Syncing issues can occur when there are conflicts between your local repository and the remote repository on GitLab. To resolve these issues, try the following steps:

  1. Pull the latest changes from the remote repository.
  2. Resolve any merge conflicts that arise.
  3. Commit your changes and push them to the remote repository.

If you’re still not seeing your changes on the GitLab server, something else might be wrong. Try to reproduce the error and search for solutions online. If that doesn’t work, consider reaching out to a discussion forum or your instructor for help.

By following these steps, you should be able to troubleshoot and resolve most common issues when using Sourcetree with GitLab.


In conclusion, using Sourcetree with GitLab can significantly streamline your version control workflow, making it easier to manage your projects. By following this step-by-step guide, you should now be able to clone repositories, switch branches, and push your changes with confidence. Remember, practice makes perfect, so don’t hesitate to explore more advanced features as you become more comfortable with the basics. For further instructions, be sure to check out our related articles on connecting Sourcetree and GitLab, switching branches, and more. Happy coding!

Frequently Asked Questions

What is Sourcetree?

Sourcetree is a popular and extensive Git GUI tool that simplifies the process of using Git by providing a visual interface.

How do I install Sourcetree?

To install Sourcetree, visit the official Sourcetree website, download the installer for your operating system, and follow the installation instructions provided.
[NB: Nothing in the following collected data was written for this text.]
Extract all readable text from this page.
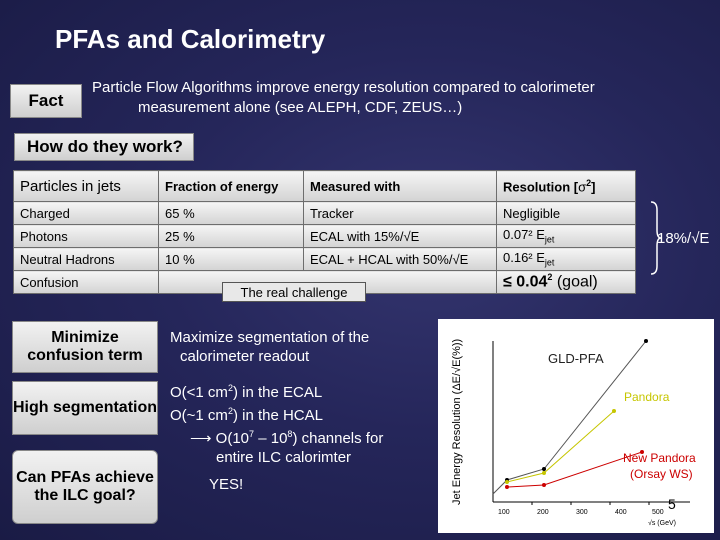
PFAs and Calorimetry
Fact
Particle Flow Algorithms improve energy resolution compared to calorimeter
measurement alone (see ALEPH, CDF, ZEUS…)
How do they work?
Particles in jets	Fraction of energy	Measured with	Resolution $[\sigma^2]$
Charged	65 %	Tracker	Negligible
Photons	25 %	ECAL with 15%/√E	0.07² $E_{jet}$
Neutral Hadrons	10 %	ECAL + HCAL with 50%/√E	0.16² $E_{jet}$
Confusion			≤ $0.04^2$ (goal)
The real challenge
18%/√E
Minimize confusion term
High segmentation
Can PFAs achieve the ILC goal?
Maximize segmentation of the
calorimeter readout
O(<1 $cm^2$) in the ECAL
O(~1 $cm^2$) in the HCAL
⟶ $O(10^7 - 10^8)$ channels for
entire ILC calorimter
YES!	Jet Energy Resolution (ΔE/√E(%))
100	200	300	400	500
√s (GeV)
GLD-PFA
Pandora
New Pandora
(Orsay WS)
5
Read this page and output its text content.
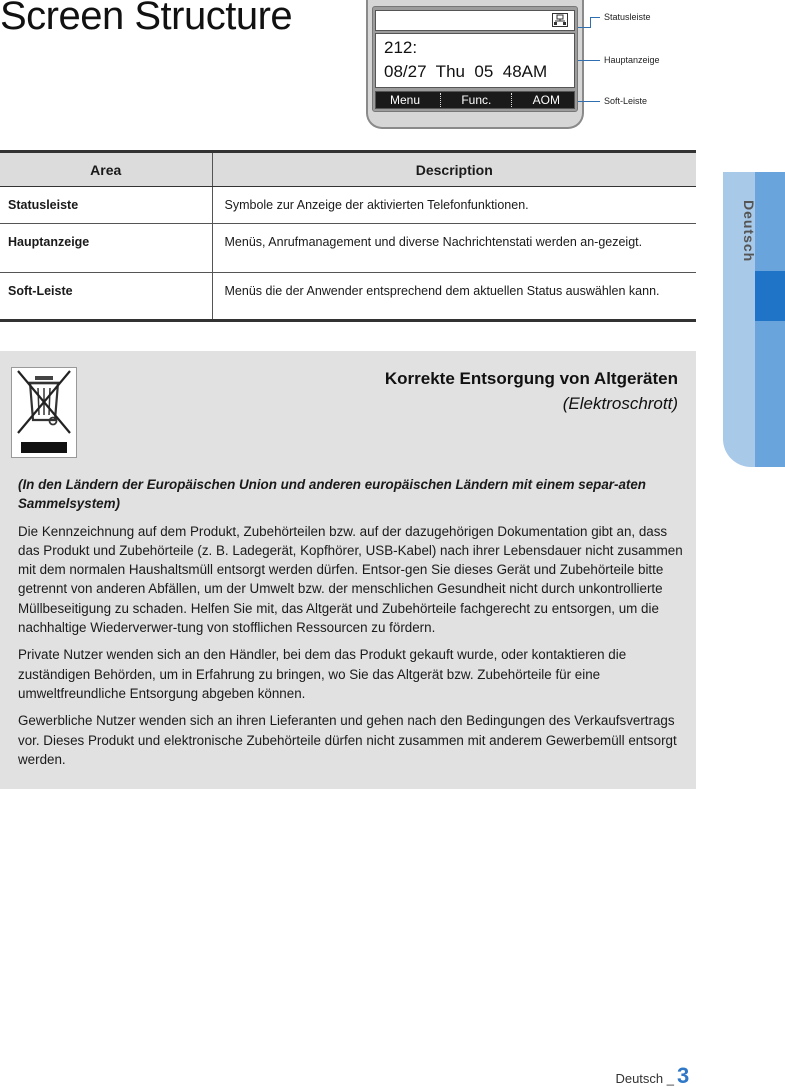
Screen Structure
212:
08/27  Thu  05  48AM
Menu	Func.	AOM
Statusleiste
Hauptanzeige
Soft-Leiste
Area	Description
Statusleiste	Symbole zur Anzeige der aktivierten Telefonfunktionen.
Hauptanzeige	Menüs, Anrufmanagement und diverse Nachrichtenstati werden an-gezeigt.
Soft-Leiste	Menüs die der Anwender entsprechend dem aktuellen Status auswählen kann.
Korrekte Entsorgung von Altgeräten
(Elektroschrott)

(In den Ländern der Europäischen Union und anderen europäischen Ländern mit einem separ-aten Sammelsystem)

Die Kennzeichnung auf dem Produkt, Zubehörteilen bzw. auf der dazugehörigen Dokumentation gibt an, dass das Produkt und Zubehörteile (z. B. Ladegerät, Kopfhörer, USB-Kabel) nach ihrer Lebensdauer nicht zusammen mit dem normalen Haushaltsmüll entsorgt werden dürfen. Entsor-gen Sie dieses Gerät und Zubehörteile bitte getrennt von anderen Abfällen, um der Umwelt bzw. der menschlichen Gesundheit nicht durch unkontrollierte Müllbeseitigung zu schaden. Helfen Sie mit, das Altgerät und Zubehörteile fachgerecht zu entsorgen, um die nachhaltige Wiederverwer-tung von stofflichen Ressourcen zu fördern.

Private Nutzer wenden sich an den Händler, bei dem das Produkt gekauft wurde, oder kontaktieren die zuständigen Behörden, um in Erfahrung zu bringen, wo Sie das Altgerät bzw. Zubehörteile für eine umweltfreundliche Entsorgung abgeben können.

Gewerbliche Nutzer wenden sich an ihren Lieferanten und gehen nach den Bedingungen des Verkaufsvertrags vor. Dieses Produkt und elektronische Zubehörteile dürfen nicht zusammen mit anderem Gewerbemüll entsorgt werden.

Deutsch
Deutsch _ 3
What are the system requirements for Sourcetree?

Sourcetree requires a compatible operating system (Windows or macOS), a minimum amount of RAM and storage space, and an internet connection for downloading and updating the software.

How do I connect Sourcetree to my GitLab account?

To connect Sourcetree to GitLab, you need to configure Sourcetree with your GitLab account details, authenticate using your GitLab credentials, and test the connection to ensure it is working properly.

How do I clone a repository from GitLab using Sourcetree?

To clone a repository, find the repository URL on GitLab, open Sourcetree, select ‘Clone/New,’ enter the repository URL, choose a local directory, and click ‘Clone.’

What should I do if I encounter authentication errors in Sourcetree?

If you encounter authentication errors, ensure that your SSH keys are correctly generated and added to your GitLab account, and verify that your credentials are correctly entered in Sourcetree.

How do I resolve merge conflicts in Sourcetree?

To resolve merge conflicts, identify the conflicting files, use Sourcetree’s merge tool to resolve the conflicts, and finalize the merge by committing the changes.

What are some advanced features of Sourcetree?

Some advanced features of Sourcetree include interactive rebase, stash and pop, and tagging commits, which help in managing complex workflows and maintaining a clean project history.